Marie Claire has published an article by Katia Savchuk that describes the experience of one of the participants in an experiment that gave $1,000 a month for a year to twenty individuals selected by ballot.
… In November 2018, McDonald got a call from Aisha Nyandoro, head of Springboard to Opportunities, a local nonprofit where McDonald had taken a career-readiness class. Nyandoro said she’d picked McDonald’s name in a lottery to get $1,000 a month for a year, as part of an experiment called Magnolia Mother’s Trust that was giving no-strings-attached cash to 20 Black single mothers in Jackson’s low-income housing. When her first check arrived, McDonald had $1.01 in her bank account. …

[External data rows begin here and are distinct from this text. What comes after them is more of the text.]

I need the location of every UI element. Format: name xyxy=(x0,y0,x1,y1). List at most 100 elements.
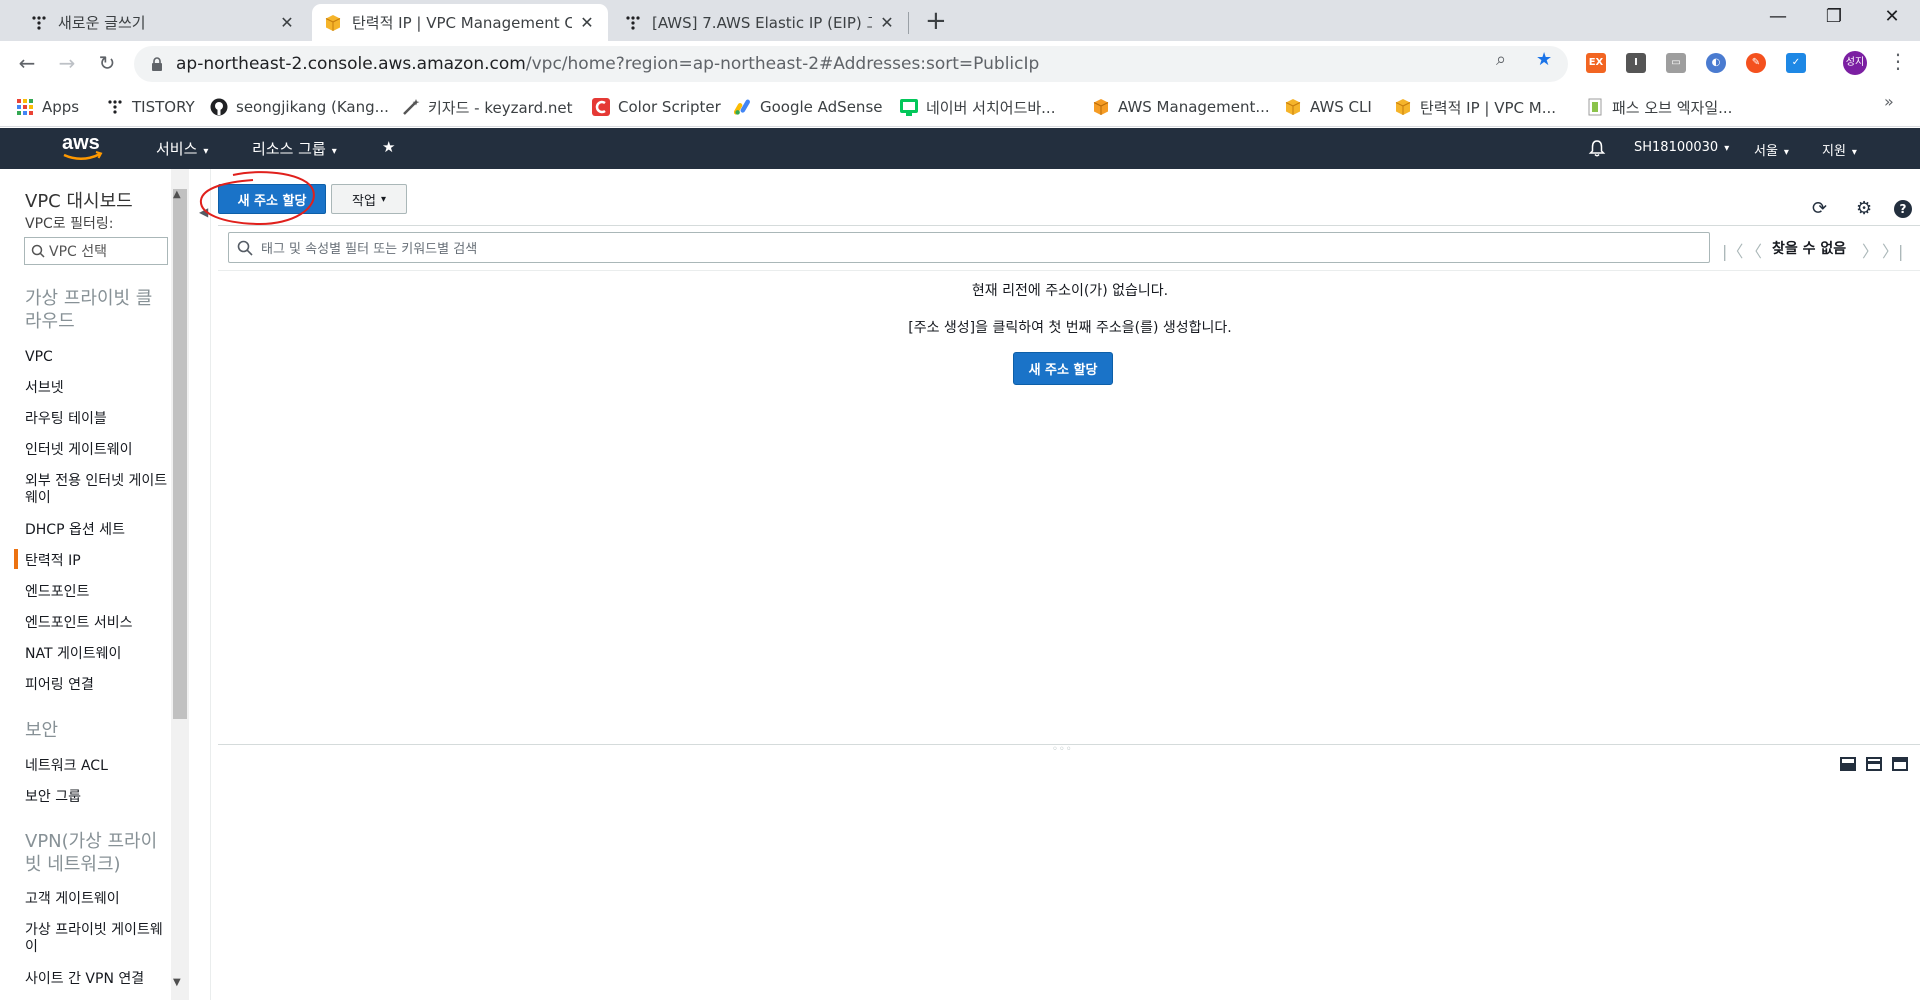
pin-icon[interactable]: ★ xyxy=(382,138,395,156)
sidebar-item-security-groups[interactable]: 보안 그룹 xyxy=(25,789,170,806)
help-icon[interactable]: ? xyxy=(1894,200,1912,218)
bookmark-star-icon[interactable]: ★ xyxy=(1536,49,1552,70)
tab-close-icon[interactable]: ✕ xyxy=(278,13,296,32)
tab-close-icon[interactable]: ✕ xyxy=(878,13,896,32)
account-menu[interactable]: SH18100030 ▾ xyxy=(1634,140,1729,155)
vpc-filter-select[interactable]: VPC 선택 xyxy=(24,237,168,265)
bookmark-aws-management[interactable]: AWS Management... xyxy=(1092,95,1270,119)
notification-bell-icon[interactable] xyxy=(1588,139,1606,161)
support-menu[interactable]: 지원 ▾ xyxy=(1822,140,1857,159)
scroll-down-icon[interactable]: ▼ xyxy=(173,977,181,988)
bookmark-keyzard[interactable]: 키자드 - keyzard.net xyxy=(402,95,572,119)
sidebar-item-site-to-site-vpn[interactable]: 사이트 간 VPN 연결 xyxy=(25,971,170,988)
forward-button[interactable]: → xyxy=(54,51,80,75)
allocate-new-address-button[interactable]: 새 주소 할당 xyxy=(218,184,326,214)
vpc-dashboard-link[interactable]: VPC 대시보드 xyxy=(25,187,133,213)
new-tab-button[interactable]: + xyxy=(925,8,947,34)
back-button[interactable]: ← xyxy=(14,51,40,75)
prev-page-icon[interactable]: 〈 xyxy=(1746,238,1762,262)
browser-menu-icon[interactable]: ⋮ xyxy=(1888,49,1908,73)
sidebar-item-nat-gateways[interactable]: NAT 게이트웨이 xyxy=(25,646,170,663)
restore-button[interactable]: ❐ xyxy=(1814,6,1854,27)
naver-icon xyxy=(900,98,918,116)
colorscripter-icon xyxy=(592,98,610,116)
aws-logo[interactable]: aws xyxy=(60,132,104,164)
layout-bottom-small-icon[interactable] xyxy=(1892,757,1908,771)
bookmark-github[interactable]: seongjikang (Kang... xyxy=(210,95,389,119)
sidebar-item-vpc[interactable]: VPC xyxy=(25,349,170,366)
reload-button[interactable]: ↻ xyxy=(94,51,120,75)
poe-icon xyxy=(1586,98,1604,116)
bookmarks-more-icon[interactable]: » xyxy=(1884,92,1894,111)
bookmark-label: 네이버 서치어드바... xyxy=(926,98,1056,117)
last-page-icon[interactable]: 〉| xyxy=(1882,238,1903,262)
sidebar-item-subnets[interactable]: 서브넷 xyxy=(25,380,170,397)
next-page-icon[interactable]: 〉 xyxy=(1862,238,1878,262)
actions-menu-button[interactable]: 작업 ▾ xyxy=(331,184,407,214)
filter-search-input[interactable]: 태그 및 속성별 필터 또는 키워드별 검색 xyxy=(228,232,1710,263)
settings-gear-icon[interactable]: ⚙ xyxy=(1856,198,1872,219)
tab-close-icon[interactable]: ✕ xyxy=(578,13,596,32)
section-title-vpc: 가상 프라이빗 클라우드 xyxy=(25,288,153,332)
tab-vpc-management[interactable]: 탄력적 IP | VPC Management Co ✕ xyxy=(312,4,608,41)
tab-separator xyxy=(908,12,909,34)
allocate-new-address-button-center[interactable]: 새 주소 할당 xyxy=(1013,352,1113,385)
bookmark-label: TISTORY xyxy=(132,98,195,116)
sidebar-item-network-acl[interactable]: 네트워크 ACL xyxy=(25,758,170,775)
account-label: SH18100030 xyxy=(1634,140,1719,155)
zoom-icon[interactable]: ⌕ xyxy=(1496,49,1506,70)
bookmark-tistory[interactable]: TISTORY xyxy=(106,95,195,119)
tab-new-post[interactable]: 새로운 글쓰기 ✕ xyxy=(18,4,308,41)
sidebar-item-virtual-private-gateways[interactable]: 가상 프라이빗 게이트웨이 xyxy=(25,922,170,956)
region-menu[interactable]: 서울 ▾ xyxy=(1754,140,1789,159)
sidebar-item-endpoints[interactable]: 엔드포인트 xyxy=(25,584,170,601)
bookmark-label: Apps xyxy=(42,98,80,116)
sidebar-item-dhcp-options[interactable]: DHCP 옵션 세트 xyxy=(25,522,170,539)
extension-check-icon[interactable]: ✓ xyxy=(1786,53,1806,73)
aws-box-icon xyxy=(324,14,342,32)
bookmark-adsense[interactable]: Google AdSense xyxy=(734,95,882,119)
resource-groups-menu[interactable]: 리소스 그룹 ▾ xyxy=(252,138,337,159)
split-handle-icon[interactable]: ◦◦◦ xyxy=(1052,744,1073,755)
adsense-icon xyxy=(734,98,752,116)
sidebar-divider xyxy=(210,169,211,1000)
sidebar-item-egress-only-gateways[interactable]: 외부 전용 인터넷 게이트웨이 xyxy=(25,473,170,507)
profile-avatar[interactable]: 성지 xyxy=(1843,51,1867,75)
extension-globe-icon[interactable]: ◐ xyxy=(1706,53,1726,73)
collapse-sidebar-icon[interactable]: ◀ xyxy=(199,205,208,219)
layout-bottom-large-icon[interactable] xyxy=(1840,757,1856,771)
layout-bottom-medium-icon[interactable] xyxy=(1866,757,1882,771)
address-bar[interactable]: ap-northeast-2.console.aws.amazon.com/vp… xyxy=(134,46,1568,82)
section-title-vpn: VPN(가상 프라이빗 네트워크) xyxy=(25,831,158,875)
sidebar-item-customer-gateways[interactable]: 고객 게이트웨이 xyxy=(25,891,170,908)
pager-status: 찾을 수 없음 xyxy=(1772,241,1847,257)
sidebar-scroll-thumb[interactable] xyxy=(173,189,187,719)
bookmark-color-scripter[interactable]: Color Scripter xyxy=(592,95,721,119)
bookmark-naver[interactable]: 네이버 서치어드바... xyxy=(900,95,1055,119)
sidebar-item-elastic-ip[interactable]: 탄력적 IP xyxy=(25,553,170,570)
bookmarks-bar: Apps TISTORY seongjikang (Kang... 키자드 - … xyxy=(0,87,1920,127)
bookmark-path-of-exile[interactable]: 패스 오브 엑자일... xyxy=(1586,95,1732,119)
sidebar-item-endpoint-services[interactable]: 엔드포인트 서비스 xyxy=(25,615,170,632)
services-menu[interactable]: 서비스 ▾ xyxy=(156,138,208,159)
scroll-up-icon[interactable]: ▲ xyxy=(173,189,181,200)
window-close-button[interactable]: ✕ xyxy=(1872,6,1912,27)
minimize-button[interactable]: — xyxy=(1758,6,1798,27)
sidebar-item-route-tables[interactable]: 라우팅 테이블 xyxy=(25,411,170,428)
sidebar-item-peering[interactable]: 피어링 연결 xyxy=(25,677,170,694)
extension-i-icon[interactable]: I xyxy=(1626,53,1646,73)
extension-pen-icon[interactable]: ✎ xyxy=(1746,53,1766,73)
tab-aws-eip-post[interactable]: [AWS] 7.AWS Elastic IP (EIP) 고정 ✕ xyxy=(612,4,908,41)
url-path: /vpc/home?region=ap-northeast-2#Addresse… xyxy=(525,54,1040,74)
chevron-down-icon: ▾ xyxy=(380,193,386,205)
bookmark-vpc-eip[interactable]: 탄력적 IP | VPC M... xyxy=(1394,95,1556,119)
apps-grid-icon xyxy=(16,98,34,116)
refresh-icon[interactable]: ⟳ xyxy=(1812,198,1827,219)
first-page-icon[interactable]: |〈 xyxy=(1722,238,1743,262)
extension-ex-icon[interactable]: EX xyxy=(1586,53,1606,73)
services-label: 서비스 xyxy=(156,140,198,158)
extension-screen-icon[interactable]: ▭ xyxy=(1666,53,1686,73)
bookmark-aws-cli[interactable]: AWS CLI xyxy=(1284,95,1372,119)
bookmark-apps[interactable]: Apps xyxy=(16,95,79,119)
sidebar-item-internet-gateways[interactable]: 인터넷 게이트웨이 xyxy=(25,442,170,459)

Click here to read the article.
Excellent and accessible piece about how people actually use regular cash payments – and also what happens when they stop, as they always do, until it’s policy.
I do not see what such “experiments” have to do with Basic Income: is it to find out if the poor will use their money wisely, or head for Las Vegas?
My guess, based on my assumption that the poor are no wiser nor more stupid than their more fortunate fellows, is that some will, and some will not.
The case for BI is equity, and greater equality. The effects of BI will be fully apparent only in the long term. It took a long time for society to get into its present mess, and remedies will not be overnight.
Every citizen in India
should be provided Basic amenties .Indians are not given this facility and that is why many are abandoned the richer are be colour richer and poor are becoming poorer.